Admin and clerical staff at Mid Yorkshire Hospitals Trust will walk out in protest at plans to impose pay cuts of up to £2,800-a-year.
Bosses at cash-strapped Mid Yorkshire, which runs Pinderfields, Pontefract and Dewsbury hospitals, want to downgrade the salaries of staff including medical secretaries and receptionists to help save £24m.
Unions say the plans unfairly target low paid and mainly female members of staff, and have already staged four days of strike action.
Now notice has been served of a further five-day strike from midnight on Sunday.
Jim Bell, regional organiser for Unison, said: “This is a significant escalation of the action from our perspective. We expected around 500 people to be on strike during the week.”
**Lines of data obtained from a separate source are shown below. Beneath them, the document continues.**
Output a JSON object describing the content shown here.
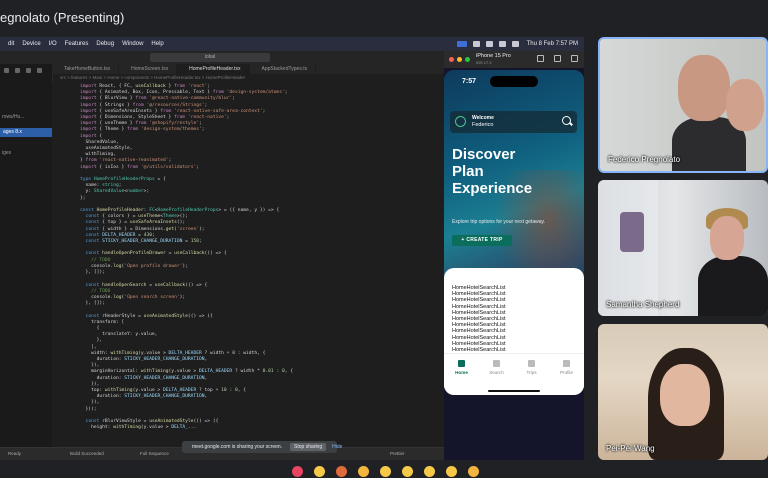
{
  "meet": {
    "title": "egnolato (Presenting)"
  },
  "mac_menu": [
    "dit",
    "Device",
    "I/O",
    "Features",
    "Debug",
    "Window",
    "Help"
  ],
  "mac_status": {
    "date_time": "Thu 8 Feb 7:57 PM"
  },
  "editor": {
    "search_text": "lobal",
    "sidebar_selected": "ages 8.x",
    "sidebar_label_2": "rows/Hu...",
    "sidebar_label_3": "iges",
    "tabs": [
      "TakeHomeButton.tsx",
      "HomeScreen.tsx",
      "HomeProfileHeader.tsx",
      "AppStackedTypes.ts"
    ],
    "breadcrumb": "src > features > Main > Home > components > HomeProfileHeader.tsx > HomeProfileHeader"
  },
  "simulator": {
    "device": "iPhone 15 Pro",
    "os": "iOS 17.2",
    "time": "7:57",
    "welcome": "Welcome",
    "user": "Federico",
    "hero": "Discover\nPlan\nExperience",
    "subline": "Explore trip options for your next getaway.",
    "create_trip": "+ CREATE TRIP",
    "list_label": "HomeHotelSearchList",
    "tabs": [
      "Home",
      "Search",
      "Trips",
      "Profile"
    ]
  },
  "share_banner": {
    "message": "meet.google.com is sharing your screen.",
    "stop": "Stop sharing",
    "hide": "Hide"
  },
  "status_bar": [
    "Ready",
    "Build Succeeded",
    "Full Sequence",
    "Prettier"
  ],
  "participants": [
    {
      "name": "Federico Pregnolato",
      "active": true
    },
    {
      "name": "Samantha Shepherd",
      "active": false
    },
    {
      "name": "Pei-Pei Wang",
      "active": false
    }
  ],
  "reactions": [
    {
      "icon": "heart-icon",
      "color": "#e84560"
    },
    {
      "icon": "thumbs-up-icon",
      "color": "#f7c948"
    },
    {
      "icon": "party-popper-icon",
      "color": "#e06b3a"
    },
    {
      "icon": "clapping-hands-icon",
      "color": "#f2b640"
    },
    {
      "icon": "laughing-face-icon",
      "color": "#f7c948"
    },
    {
      "icon": "surprised-face-icon",
      "color": "#f7c948"
    },
    {
      "icon": "crying-face-icon",
      "color": "#f7c948"
    },
    {
      "icon": "thinking-face-icon",
      "color": "#f7c948"
    },
    {
      "icon": "thumbs-down-icon",
      "color": "#f2b640"
    }
  ]
}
Trust bosses offered a deal to increase the period staff would be protected from the pay cuts from a year to 18 months and give them six months pay protection in a lump sum.
But Mr Bell said Mid Yorkshire had already cut pay protection from three years to a year before proposing the current downbanding of salaries.
He added: “It’s a cynical move by them.”
Graham Briggs, Mid Yorkshire’s director of HR, said the trust remained open to meaningful discussions to resolve the dispute.
He said: “We must reduce our costs and in particular our pay bill and it is disappointing that our continued attempts to work with union representatives to find a mutually agreeable solution for the trust and the members they represent continue to be rejected.”